Golf Department unveils hole 2 plan
The Aspen Times
Aspen’s Golf Department unveiled plans for an estimated $150,000 project Friday aimed at improving irrigation and playability of hole No. 2 at the Aspen Golf Club.
Golf Director Steve Aitken detailed the project, which includes replacing No. 2’s pond with a water design similar to the one found just before the green on the par-5 No. 15. The new pond will be supplied with Castle Creek water.
The landing area for No. 2 will be at least 15 yards wider, Aitken said, and crews also plan to remove the bunker that sits in front of No. 3’s green. The $150,000 cost is already approved and within budget for the Parks Department, which will finance the project with the Golf Department. Aitken said his department is expected to check in with the Aspen City Council at a later date.
Construction is scheduled for spring 2015, and Aitken hopes to have the course fully functional by June 1. During the work, hole No. 2 will play as a par 3 at a length of about 120 yards.
The plan is included in the city’s Golf Course Master Plan, which was designed, in part, by golf-course architect Rick Phelps 20 years ago.
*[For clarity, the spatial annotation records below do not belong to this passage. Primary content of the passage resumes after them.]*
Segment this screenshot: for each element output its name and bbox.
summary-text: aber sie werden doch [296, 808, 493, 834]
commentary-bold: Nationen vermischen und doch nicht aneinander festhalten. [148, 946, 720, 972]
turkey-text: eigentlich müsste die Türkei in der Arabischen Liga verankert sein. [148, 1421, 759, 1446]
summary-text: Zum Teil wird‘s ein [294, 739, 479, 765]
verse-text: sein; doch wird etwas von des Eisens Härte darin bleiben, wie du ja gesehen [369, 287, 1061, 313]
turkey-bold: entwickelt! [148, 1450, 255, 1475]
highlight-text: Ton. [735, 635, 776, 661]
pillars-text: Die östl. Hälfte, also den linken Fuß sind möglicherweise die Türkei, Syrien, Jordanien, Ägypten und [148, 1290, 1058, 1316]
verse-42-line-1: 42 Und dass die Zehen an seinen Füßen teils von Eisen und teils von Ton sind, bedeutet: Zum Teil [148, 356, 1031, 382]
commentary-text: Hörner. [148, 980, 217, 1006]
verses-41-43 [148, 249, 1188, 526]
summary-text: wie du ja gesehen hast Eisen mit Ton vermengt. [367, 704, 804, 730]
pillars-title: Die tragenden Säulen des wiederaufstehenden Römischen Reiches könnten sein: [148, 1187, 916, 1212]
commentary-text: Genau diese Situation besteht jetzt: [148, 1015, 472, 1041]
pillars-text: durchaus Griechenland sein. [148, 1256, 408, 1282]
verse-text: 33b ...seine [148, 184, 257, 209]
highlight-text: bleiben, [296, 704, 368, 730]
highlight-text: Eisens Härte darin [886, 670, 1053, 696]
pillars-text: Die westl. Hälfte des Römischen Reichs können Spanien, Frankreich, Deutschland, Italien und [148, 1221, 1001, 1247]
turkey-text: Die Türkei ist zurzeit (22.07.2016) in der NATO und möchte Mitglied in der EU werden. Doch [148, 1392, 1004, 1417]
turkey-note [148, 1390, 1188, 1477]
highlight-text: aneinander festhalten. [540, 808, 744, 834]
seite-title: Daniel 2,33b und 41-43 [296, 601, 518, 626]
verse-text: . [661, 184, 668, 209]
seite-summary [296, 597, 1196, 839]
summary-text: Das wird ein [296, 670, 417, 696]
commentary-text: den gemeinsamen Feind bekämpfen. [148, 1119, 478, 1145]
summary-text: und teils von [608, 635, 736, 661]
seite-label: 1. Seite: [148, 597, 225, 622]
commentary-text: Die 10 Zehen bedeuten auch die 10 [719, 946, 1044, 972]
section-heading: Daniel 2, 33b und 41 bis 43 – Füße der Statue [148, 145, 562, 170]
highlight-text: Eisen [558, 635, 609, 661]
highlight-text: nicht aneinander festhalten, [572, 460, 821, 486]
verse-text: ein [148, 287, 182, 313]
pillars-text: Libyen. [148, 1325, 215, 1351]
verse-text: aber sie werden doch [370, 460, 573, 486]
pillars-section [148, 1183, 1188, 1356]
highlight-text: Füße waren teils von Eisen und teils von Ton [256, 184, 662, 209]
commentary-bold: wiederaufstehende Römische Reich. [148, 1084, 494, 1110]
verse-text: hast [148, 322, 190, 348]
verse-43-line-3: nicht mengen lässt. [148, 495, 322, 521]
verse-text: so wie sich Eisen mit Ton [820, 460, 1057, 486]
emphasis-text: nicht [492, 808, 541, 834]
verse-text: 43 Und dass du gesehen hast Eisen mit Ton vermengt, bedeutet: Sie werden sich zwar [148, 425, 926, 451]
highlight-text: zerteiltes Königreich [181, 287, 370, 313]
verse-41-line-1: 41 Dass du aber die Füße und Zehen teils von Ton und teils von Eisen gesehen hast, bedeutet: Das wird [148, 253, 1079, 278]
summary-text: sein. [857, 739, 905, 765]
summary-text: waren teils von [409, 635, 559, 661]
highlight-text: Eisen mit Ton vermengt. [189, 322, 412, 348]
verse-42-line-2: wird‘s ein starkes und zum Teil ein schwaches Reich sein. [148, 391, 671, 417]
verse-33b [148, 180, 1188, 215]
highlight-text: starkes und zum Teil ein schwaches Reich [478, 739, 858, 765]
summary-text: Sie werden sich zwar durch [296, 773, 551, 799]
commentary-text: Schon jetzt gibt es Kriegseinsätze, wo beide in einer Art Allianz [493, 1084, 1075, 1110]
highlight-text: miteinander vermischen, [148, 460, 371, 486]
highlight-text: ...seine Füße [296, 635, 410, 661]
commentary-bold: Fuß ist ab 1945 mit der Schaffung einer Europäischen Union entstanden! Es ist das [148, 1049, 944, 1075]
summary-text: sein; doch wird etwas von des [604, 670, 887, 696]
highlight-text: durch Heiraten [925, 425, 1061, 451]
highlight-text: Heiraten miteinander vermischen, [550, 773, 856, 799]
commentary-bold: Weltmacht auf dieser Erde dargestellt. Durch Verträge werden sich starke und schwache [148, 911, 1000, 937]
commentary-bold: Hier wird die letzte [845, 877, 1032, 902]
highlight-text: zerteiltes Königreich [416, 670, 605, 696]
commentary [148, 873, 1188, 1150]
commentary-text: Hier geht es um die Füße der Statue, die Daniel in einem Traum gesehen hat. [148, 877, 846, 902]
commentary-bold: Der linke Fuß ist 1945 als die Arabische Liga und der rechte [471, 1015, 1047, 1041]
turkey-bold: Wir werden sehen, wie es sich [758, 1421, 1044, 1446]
Phelps continues to work with the city on design, which Aitken said might deserve a fresh look in the coming years. Aitken added that future plans call for the rebuilding of hole No. 2’s green, as well, because the current one “does not receive shots well.”
The club’s irrigation system has been in place for seven years but just recently gained access to effluent, or treated water. Working with the Water Department and the Aspen Consolidated Sanitation District, officials found they could deliver water from the sanitation district to the course. To make this possible, the course needs a pond on the lower end of the golf course.
“We need the right amount of water in (No. 2’s) pond to irrigate the golf course properly with the new advent of effluent water,” Aitken said. “And so we have a great opportunity not only to make a really good pond but make it a great, playable hole by doing that.”
All greens will be watered using the Castle Creek supply, while the rest of the course will come from effluent sources. Currently, the entire golf course is watered using the pond from No. 15.
According to Aitken, treated water from the sanitation plant gets dumped into the Roaring Fork River. With the new golf-course design, that water will have one more filtration system as it runs through the course’s turf.
“It’s a great environmental move,” Aitken said.
The new plan also calls for the addition of two native areas, one that runs from behind No. 1’s green to behind No. 3’s green. The second native area will run along the left side of No. 2 just before the fairway. The two areas will make up more than an acre.
Parks Director Jeff Woods said he doesn’t expect the need to hire any subcontractors, as city crews will handle the work.